"Yeah, I see it. I just can't tell where it's coming from." |
In
the meantime...
Here on
JOY, our division of labor is color-coded somewhat differently than in the traditional pink and blue manner. We have come to use
beige and taupe as our rubric, two tones that we do honor to by the very
consideration of them as colors, however unflattering the context. Taupe, I
have often remarked, is what beige wears to a funeral. Yet, it is their very
odiousness that renders these bland anti-hues the optimal signifiers for how all
work gets apportioned, to wit: jobs we hate (beige) and jobs we hate worse
(taupe). In short, our labor is parsed not by gender, but by relative level of
revulsion. Thus, what is "taupe" for Jane will with luck be only "beige" for me and
vice versa. We each strive to live as taupelessly as possible.
The most
prominent (to us) example is engine repair. We have three or none depending on
whether one tallies by mere existence or actual functionality. Not long after
we first took ourselves seriously about sailing around the world, it dawned on
us that "sailboat" was a bit of a misnomer. But I chose to be
steadfastly undaunted by this revelation because, I believed, I had certain
biological proclivities working in my favor. I refer not to testosterone, but genetics.
A strain
of near-genius runs in my mother's side of the family which manifests in random
and unpredictable ways. My aunt Edith, I am told, was a brilliant pianist. (I
saw her only once when I was four and have no memory of her or her alleged prodigious talent.) In her son, whom I did know, it surfaced in all things mechanical.
Owing to the part of the country from which my mother's family hails, my cousin
was not "Tim," or "Timothy," but "Timmy," (and
sometimes, more unfortunately, "Timbo"). My mother was quite handy as
well, although her actual near-genius lay elsewhere, but Timmy was the true mechanical
adept of the family.
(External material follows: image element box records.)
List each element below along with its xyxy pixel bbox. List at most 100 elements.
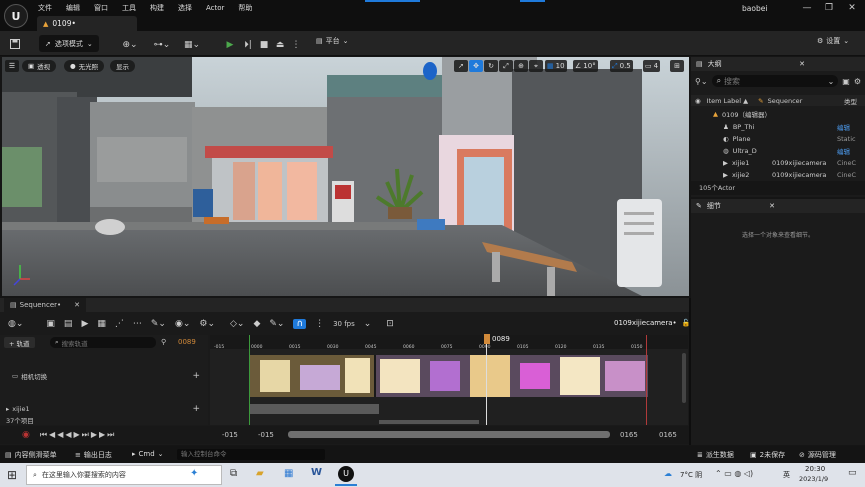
rotate-tool-icon[interactable]: ↻	[484, 60, 498, 72]
level-viewport[interactable]: ☰ ▣ 透视 ● 无光照 显示 ➚ ✥ ↻ ⤢ ⊕ ⌖ ▦ 10 ∠ 10° ⤢…	[2, 57, 689, 296]
notifications-icon[interactable]: ▭	[848, 468, 857, 478]
col-type[interactable]: 类型	[844, 96, 857, 106]
record-icon[interactable]: ◉	[22, 430, 30, 440]
close-button[interactable]: ✕	[843, 3, 861, 15]
close-icon[interactable]: ✕	[769, 202, 775, 210]
settings-dropdown[interactable]: ⚙ 设置 ⌄	[817, 36, 849, 46]
minimize-button[interactable]: —	[798, 3, 816, 15]
platform-dropdown[interactable]: ▤ 平台 ⌄	[316, 36, 349, 46]
tray-icons[interactable]: ⌃ ▭ ◍ ◁)	[715, 469, 753, 478]
playback-icon[interactable]: ⚙⌄	[199, 319, 215, 329]
word-icon[interactable]: W	[311, 467, 322, 478]
outliner-search-input[interactable]: ⌕ 搜索 ⌄	[711, 75, 839, 87]
translate-tool-icon[interactable]: ✥	[469, 60, 483, 72]
unreal-taskbar-icon[interactable]: U	[338, 466, 354, 482]
unsaved-button[interactable]: ▣ 2未保存	[750, 450, 785, 460]
weather-text[interactable]: 7°C 阴	[680, 470, 702, 480]
surface-snap-icon[interactable]: ⌖	[529, 60, 543, 72]
outliner-row[interactable]: ◍ Ultra_D 编辑	[691, 145, 865, 156]
filter-icon[interactable]: ⚲⌄	[695, 77, 708, 86]
camera-cut-section[interactable]	[250, 355, 648, 397]
eject-icon[interactable]: ⏏	[274, 36, 286, 53]
menu-actor[interactable]: Actor	[206, 4, 224, 12]
play-icon[interactable]: ▶	[224, 36, 236, 53]
timeline-scroll-thumb[interactable]	[379, 420, 479, 424]
outliner-row-type[interactable]: 编辑	[837, 122, 865, 132]
playback-end-marker[interactable]	[646, 335, 647, 425]
world-icon[interactable]: ◍⌄	[8, 319, 23, 329]
playback-start-marker[interactable]	[249, 335, 250, 425]
ime-indicator[interactable]: 英	[783, 470, 790, 480]
save-icon[interactable]: ▣	[46, 319, 55, 329]
lighting-dropdown[interactable]: ● 无光照	[64, 60, 105, 72]
output-log-button[interactable]: ≡ 输出日志	[75, 450, 112, 460]
scale-snap-toggle[interactable]: ⤢ 0.5	[610, 60, 633, 72]
range-start-left[interactable]: -015	[222, 431, 238, 439]
select-tool-icon[interactable]: ➚	[454, 60, 468, 72]
range-end-left[interactable]: 0165	[620, 431, 638, 439]
perspective-dropdown[interactable]: ▣ 透视	[22, 60, 57, 72]
scale-tool-icon[interactable]: ⤢	[499, 60, 513, 72]
console-input[interactable]: 输入控制台命令	[177, 449, 325, 460]
add-content-icon[interactable]: ⊕⌄	[118, 36, 142, 53]
menu-help[interactable]: 帮助	[238, 3, 252, 13]
clock-time[interactable]: 20:30	[805, 465, 825, 473]
current-frame-field[interactable]: 0089	[178, 338, 196, 346]
playhead-handle[interactable]	[484, 334, 490, 344]
outliner-row[interactable]: ♟ BP_Thi 编辑	[691, 121, 865, 132]
task-view-icon[interactable]: ⧉	[230, 468, 237, 479]
folder-add-icon[interactable]: ▣	[842, 77, 850, 86]
view-icon[interactable]: ◉⌄	[175, 319, 190, 329]
outliner-row[interactable]: ▶ xijie1 0109xijiecamera CineC	[691, 157, 865, 168]
maximize-button[interactable]: ❐	[820, 3, 838, 15]
clock-date[interactable]: 2023/1/9	[799, 475, 828, 483]
filter-icon[interactable]: ⚲	[161, 338, 166, 346]
cinematics-icon[interactable]: ▦⌄	[180, 36, 204, 53]
blueprint-icon[interactable]: ⊶⌄	[150, 36, 174, 53]
more-options-icon[interactable]: ⋮	[315, 319, 324, 329]
camera-speed-button[interactable]: ▭ 4	[643, 60, 661, 72]
widgets-icon[interactable]: ✦	[190, 468, 198, 479]
splitter[interactable]	[689, 298, 691, 445]
actions-icon[interactable]: ⋯	[133, 319, 142, 329]
store-icon[interactable]: ▦	[284, 468, 293, 479]
step-icon[interactable]: ⏵|	[242, 36, 254, 53]
level-tab[interactable]: ▲ 0109•	[37, 16, 137, 31]
add-track-button[interactable]: + 轨道	[4, 337, 35, 348]
outliner-row[interactable]: ▶ xijie2 0109xijiecamera CineC	[691, 169, 865, 180]
menu-file[interactable]: 文件	[38, 3, 52, 13]
angle-snap-toggle[interactable]: ∠ 10°	[573, 60, 598, 72]
range-start-right[interactable]: -015	[258, 431, 274, 439]
render-icon[interactable]: ▦	[97, 319, 106, 329]
viewport-menu-icon[interactable]: ☰	[5, 60, 19, 72]
show-dropdown[interactable]: 显示	[110, 60, 135, 72]
add-icon[interactable]: +	[192, 404, 200, 414]
range-scrollbar[interactable]	[288, 431, 610, 438]
stop-icon[interactable]: ■	[258, 36, 270, 53]
timeline-vscroll[interactable]	[682, 353, 686, 403]
snap-icon[interactable]: ∩	[293, 319, 307, 329]
brush-icon[interactable]: ✎⌄	[269, 319, 284, 329]
camera-icon[interactable]: ▶	[81, 319, 88, 329]
col-item-label[interactable]: Item Label ▲	[707, 97, 748, 105]
camera-cut-track[interactable]: ▭ 相机切换 +	[0, 368, 200, 384]
sequencer-tab[interactable]: ▤ Sequencer• ✕	[4, 298, 87, 312]
range-end-right[interactable]: 0165	[659, 431, 677, 439]
browse-icon[interactable]: ▤	[64, 319, 73, 329]
add-icon[interactable]: +	[192, 371, 200, 381]
file-explorer-icon[interactable]: ▰	[256, 468, 264, 479]
source-control-button[interactable]: ⊘ 源码管理	[799, 450, 836, 460]
menu-window[interactable]: 窗口	[94, 3, 108, 13]
menu-edit[interactable]: 编辑	[66, 3, 80, 13]
curve-icon[interactable]: ⋰	[115, 319, 124, 329]
outliner-row-type[interactable]: 编辑	[837, 146, 865, 156]
outliner-root-row[interactable]: ▲ 0109（编辑器）	[691, 108, 865, 119]
wrench-icon[interactable]: ✎⌄	[151, 319, 166, 329]
transport-icon[interactable]: ⊡	[386, 319, 394, 329]
key-icon[interactable]: ◇⌄	[230, 319, 244, 329]
derived-data-button[interactable]: ≣ 派生数据	[697, 450, 734, 460]
visibility-icon[interactable]: ◉	[695, 97, 701, 105]
menu-build[interactable]: 构建	[150, 3, 164, 13]
grid-snap-toggle[interactable]: ▦ 10	[545, 60, 567, 72]
menu-select[interactable]: 选择	[178, 3, 192, 13]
He understood, or rather, intuited anything with parts,
as though pieces of machinery revealed their innermost structures to him by virtue of mystical
blueprints borne on their surfaces discernible to him alone.
When our
eagerness was honed to earnestness, that is to say when "engines"
became "Yanmars" and "Westerbekes," I assumed I could summon my inner Timmy and by dint of this
evolutionary bond, experience an epiphanic understanding of diesel
mechanics.
Nope.
In
expectation of activating what, alas, turned out to be a long-severed rung on the
double helix of my genetic strand, we even sent me to a crash course in engine
repair. The legacy of that investment is that routine engine maintenance
remains my beige while engine-and-everything-else repair will continue to bolster the economies
of sundry developing nations.
Conversely,
cat care, which is to say cat "outputs," is the taupiest job on this
boat as far as I'm concerned. I won't do it. My justification is quite simple:
Everyone who wanted to own cats has to clean up after them; everyone who loves
someone who wanted cats can feed them, pet them and, very occasionally, brush
them.
Elsewise:
Cooking -
beige for Ean; taupe for Jane
Cleaning
- ditto
Organizing
- pastel beige for Ean; world of taupe for Jane
Laundry -
beige for Jane; the way Ean does laundry, taupe for Jane
Jane
actually likes the seafarin' stuff like planning routes, tracking weather, navigating,
researching clearing in and out of countries, etc. That's why she's the
captain.
That
pretty much covers it, save for blogging which, technically, I should not even
make mention of, as blogging isn't a job for either of us.